-By Randy Cooper
I, along with so many of my friends and hunters I know, have a passion for turkey hunting. It started a long time ago and has only grown. When deer season ends, I begin wearing my wife out with non-stop practicing of my turkey calls. I even go outside right at dark and use my owl call to try to call up the barred owls that I can hear near my house. My neighbors probably wonder what all the noise is about.
I was able to turkey hunt for the first time this year on a farm that I hunted during deer season. The owner told me it has birds on it. It is very near my home, so I decided I would spend opening day trying to get a gobbler into shotgun range. Prior to opening day, I spent about the same amount of time getting things together and making sure I didn’t forget anything just as I did before the opener of deer season. My family knows something is about to happen because I “go missing” in my basement for about four afternoons straight until I’m done. Among other things I have patterned my gun, washed my camo, prepared a special “TURKEY HUNTING TOTE” for all my turkey equipment, tried out a variety of new and old calls, and crammed everything I thought I might need into my vest. By the time I was through with that little chore the vest weighed about 10 pounds. All that I needed now was good weather on opening morning. Blowing wind makes turkeys shut down and become silent.
As always before an opener, I couldn’t sleep. I kept tossing and turning, anticipating the alarm to go off. It’s a different sensation than waking up for work. I don’t know quite how to explain it but I’m sure every hunter reading this knows what I mean. By the time the clock did go off I was already wore out from lack of sleep. Man, I didn’t want to get up and I questioned my sanity once again. I reasoned with myself that the location was close and that I didn’t have a two-hour drive to dread going or coming back. I got myself together, ate breakfast and took off.

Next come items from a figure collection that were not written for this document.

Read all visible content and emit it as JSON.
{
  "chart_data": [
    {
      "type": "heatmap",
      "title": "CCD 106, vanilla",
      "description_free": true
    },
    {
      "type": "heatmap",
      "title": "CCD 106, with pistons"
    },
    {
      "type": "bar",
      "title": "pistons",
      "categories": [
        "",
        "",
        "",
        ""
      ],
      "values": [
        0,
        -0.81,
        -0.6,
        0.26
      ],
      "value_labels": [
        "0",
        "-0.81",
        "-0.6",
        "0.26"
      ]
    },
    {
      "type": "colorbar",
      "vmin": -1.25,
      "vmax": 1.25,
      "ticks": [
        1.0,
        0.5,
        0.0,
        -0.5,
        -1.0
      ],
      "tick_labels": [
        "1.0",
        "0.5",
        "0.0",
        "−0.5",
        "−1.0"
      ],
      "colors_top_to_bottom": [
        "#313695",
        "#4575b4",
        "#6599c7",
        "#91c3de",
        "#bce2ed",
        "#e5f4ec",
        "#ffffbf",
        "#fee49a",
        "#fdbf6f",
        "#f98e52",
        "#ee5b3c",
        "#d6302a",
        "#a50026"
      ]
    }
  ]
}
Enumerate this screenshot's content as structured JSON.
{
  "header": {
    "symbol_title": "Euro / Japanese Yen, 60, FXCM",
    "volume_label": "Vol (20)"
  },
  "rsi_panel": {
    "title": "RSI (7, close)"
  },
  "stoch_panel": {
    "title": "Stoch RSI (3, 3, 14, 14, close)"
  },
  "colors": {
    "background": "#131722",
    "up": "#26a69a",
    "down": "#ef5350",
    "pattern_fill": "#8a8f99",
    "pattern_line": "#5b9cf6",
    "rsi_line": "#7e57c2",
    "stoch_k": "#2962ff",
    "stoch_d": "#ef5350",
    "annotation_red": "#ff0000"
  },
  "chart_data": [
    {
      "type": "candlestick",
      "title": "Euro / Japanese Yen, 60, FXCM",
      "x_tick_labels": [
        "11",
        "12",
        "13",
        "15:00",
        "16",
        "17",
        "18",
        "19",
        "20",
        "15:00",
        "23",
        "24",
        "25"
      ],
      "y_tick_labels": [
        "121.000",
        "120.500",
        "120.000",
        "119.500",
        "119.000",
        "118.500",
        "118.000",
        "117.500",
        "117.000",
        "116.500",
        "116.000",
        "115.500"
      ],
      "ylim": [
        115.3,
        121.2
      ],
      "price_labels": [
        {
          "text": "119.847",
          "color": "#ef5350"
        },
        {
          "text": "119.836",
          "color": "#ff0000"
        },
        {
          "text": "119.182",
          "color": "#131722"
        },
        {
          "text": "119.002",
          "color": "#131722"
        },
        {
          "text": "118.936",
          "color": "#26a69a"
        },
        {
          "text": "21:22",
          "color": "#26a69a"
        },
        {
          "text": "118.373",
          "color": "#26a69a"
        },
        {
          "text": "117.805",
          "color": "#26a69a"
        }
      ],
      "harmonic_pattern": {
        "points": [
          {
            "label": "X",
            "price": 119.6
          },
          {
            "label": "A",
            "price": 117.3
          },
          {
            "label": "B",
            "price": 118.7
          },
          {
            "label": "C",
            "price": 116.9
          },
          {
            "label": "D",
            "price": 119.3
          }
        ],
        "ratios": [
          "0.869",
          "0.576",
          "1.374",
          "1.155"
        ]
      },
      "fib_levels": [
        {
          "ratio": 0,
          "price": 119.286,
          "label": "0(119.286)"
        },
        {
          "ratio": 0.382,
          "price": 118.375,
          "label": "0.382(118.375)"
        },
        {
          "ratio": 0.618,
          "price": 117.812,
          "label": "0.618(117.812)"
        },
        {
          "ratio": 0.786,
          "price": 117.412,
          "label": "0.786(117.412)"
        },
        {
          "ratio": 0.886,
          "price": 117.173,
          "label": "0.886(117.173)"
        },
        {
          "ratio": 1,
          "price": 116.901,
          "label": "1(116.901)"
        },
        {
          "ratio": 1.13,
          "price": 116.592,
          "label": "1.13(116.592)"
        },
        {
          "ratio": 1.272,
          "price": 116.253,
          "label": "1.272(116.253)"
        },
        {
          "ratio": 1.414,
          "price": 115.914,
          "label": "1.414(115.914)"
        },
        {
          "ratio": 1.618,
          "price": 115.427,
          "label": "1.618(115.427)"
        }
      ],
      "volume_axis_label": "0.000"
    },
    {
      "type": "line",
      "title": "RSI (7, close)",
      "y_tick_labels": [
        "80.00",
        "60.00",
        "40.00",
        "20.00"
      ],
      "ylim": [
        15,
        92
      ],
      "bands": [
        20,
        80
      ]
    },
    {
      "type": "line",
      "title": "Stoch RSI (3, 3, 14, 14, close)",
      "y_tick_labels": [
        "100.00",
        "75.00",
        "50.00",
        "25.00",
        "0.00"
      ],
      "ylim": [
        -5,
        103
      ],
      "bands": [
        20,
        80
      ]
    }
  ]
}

After the “long” 10-minute ride, I arrived and loaded my golf cart; placed my vest in the bed and my shotgun on the gun rack. I made my way to the end of an old logging road. There, in the pink light of predawn. I followed the trail I had made during deer season to a high ridge. I wanted to be on the highest place possible to call and listen for a response. Along the way I could hear barred owls calling with the cadence of, “WHO COOKS FOR YOU, WHO COOKS FOR YOU ALL!” I really love all types of raptors, but owls are by far my favorite. Of them, the barred owl means the most because it’s such a part of turkey season each year. They are so vocal in the woods at this time of year.
As I stood still and listened, one owl would call and then another that seemed so far away would answer. This went on for several minutes. Another one even closer chimed in and the whole woods woke up. I could hear the first birds, and in the chill of early morning I was thankful to be alive and have the opportunity just to be here witnessing it all. I looked up between the branches of the bare oak tree I was standing near and said a thoughtful prayer of thanks.

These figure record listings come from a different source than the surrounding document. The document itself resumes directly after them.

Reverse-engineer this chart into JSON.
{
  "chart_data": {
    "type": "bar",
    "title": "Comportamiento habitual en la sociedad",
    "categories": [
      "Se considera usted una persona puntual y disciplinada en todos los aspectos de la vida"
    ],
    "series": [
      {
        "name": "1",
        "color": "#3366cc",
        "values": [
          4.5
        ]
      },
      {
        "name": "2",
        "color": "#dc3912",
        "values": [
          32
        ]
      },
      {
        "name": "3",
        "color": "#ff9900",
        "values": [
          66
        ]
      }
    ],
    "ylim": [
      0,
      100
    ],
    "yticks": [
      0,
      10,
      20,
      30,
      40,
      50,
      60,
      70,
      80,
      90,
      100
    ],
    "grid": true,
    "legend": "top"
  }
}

Just then, I heard a faint gobble in the distance. I did a barred owl call and he gobbled again. It was as if he turned and faced me to gobble this time. I took off as fast as I could to close the distance between us stopping about every 75 yards or so to call again. Each time I did, he answered and I knew I was on the right track. The last time I called, it sounded like I was within 75 to 100 yards of him and he was still on the limb. I found a big oak tree wider than me that looked just right. I quickly sat out my jake and hen decoys 25 yards in front of me and went back to the tree to settle in. I put my mouth call in and pulled out my favorite slate call. I began doing a soft tree call. After a couple of series of these I did a fly down cackle with my mouth call while beating the side of my pants leg with my gloved hand to simulate a hen pitching off the limb and flying to the ground. The gobbler cut me off in the middle of the call with a double gobble. I then heard the distinct sound of him flying down. Using my mouth call and slate at the same time I started yelping and cutting to make the old bird think there was a flock of hens where I was. He gobbled again and again.

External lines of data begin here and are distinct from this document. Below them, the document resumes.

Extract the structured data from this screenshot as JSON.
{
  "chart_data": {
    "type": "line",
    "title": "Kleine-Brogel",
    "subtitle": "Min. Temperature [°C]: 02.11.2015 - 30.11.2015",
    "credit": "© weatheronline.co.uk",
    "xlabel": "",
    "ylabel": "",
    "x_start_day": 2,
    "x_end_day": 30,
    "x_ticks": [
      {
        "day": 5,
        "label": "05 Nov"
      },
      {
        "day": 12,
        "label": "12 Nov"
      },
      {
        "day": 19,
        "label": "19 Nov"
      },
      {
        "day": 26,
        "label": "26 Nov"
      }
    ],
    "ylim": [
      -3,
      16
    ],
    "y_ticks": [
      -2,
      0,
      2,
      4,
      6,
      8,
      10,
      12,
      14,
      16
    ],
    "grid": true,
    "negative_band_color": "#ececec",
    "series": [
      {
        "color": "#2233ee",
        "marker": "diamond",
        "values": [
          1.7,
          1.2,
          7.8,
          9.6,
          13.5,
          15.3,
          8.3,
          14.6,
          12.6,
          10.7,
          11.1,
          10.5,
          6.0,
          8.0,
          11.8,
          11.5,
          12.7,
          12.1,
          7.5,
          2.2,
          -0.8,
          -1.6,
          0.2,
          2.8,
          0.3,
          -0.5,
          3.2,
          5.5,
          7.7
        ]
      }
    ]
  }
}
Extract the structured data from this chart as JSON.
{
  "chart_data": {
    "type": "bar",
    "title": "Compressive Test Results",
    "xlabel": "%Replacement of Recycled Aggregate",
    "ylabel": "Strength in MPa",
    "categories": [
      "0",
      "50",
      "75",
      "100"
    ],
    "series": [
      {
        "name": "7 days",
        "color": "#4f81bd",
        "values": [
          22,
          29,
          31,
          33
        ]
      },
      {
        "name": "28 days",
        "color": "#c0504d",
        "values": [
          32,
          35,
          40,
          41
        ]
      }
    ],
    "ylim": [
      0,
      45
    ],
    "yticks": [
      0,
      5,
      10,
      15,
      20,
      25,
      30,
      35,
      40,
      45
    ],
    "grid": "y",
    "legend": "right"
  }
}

I knew he was on the way. What I couldn’t have known though was that he and I were separated by a big creek that was about 15 yards wide and a good 60 yards away. I watched the tom through binoculars come right down to the creek, display his full fan and strut back and forth on the other side. From that distance he couldn’t see my decoys. All he could do was hear the hens that were on the other side.
Long story short, after 20 minutes of being hung up on the other side of the creek and me being pinned down against the oak tree, the tom moved off and the game was over. I left the woods with a smile on my face anyway. Turkey 1, Coop 0. That’s why they call it turkey HUNTING. It’s okay though, we WILL meet again. He got a pass Easter Sunday because of a family get together, but next weekend I’ll be back to match wits with this old tom and once again it will be GAME ON!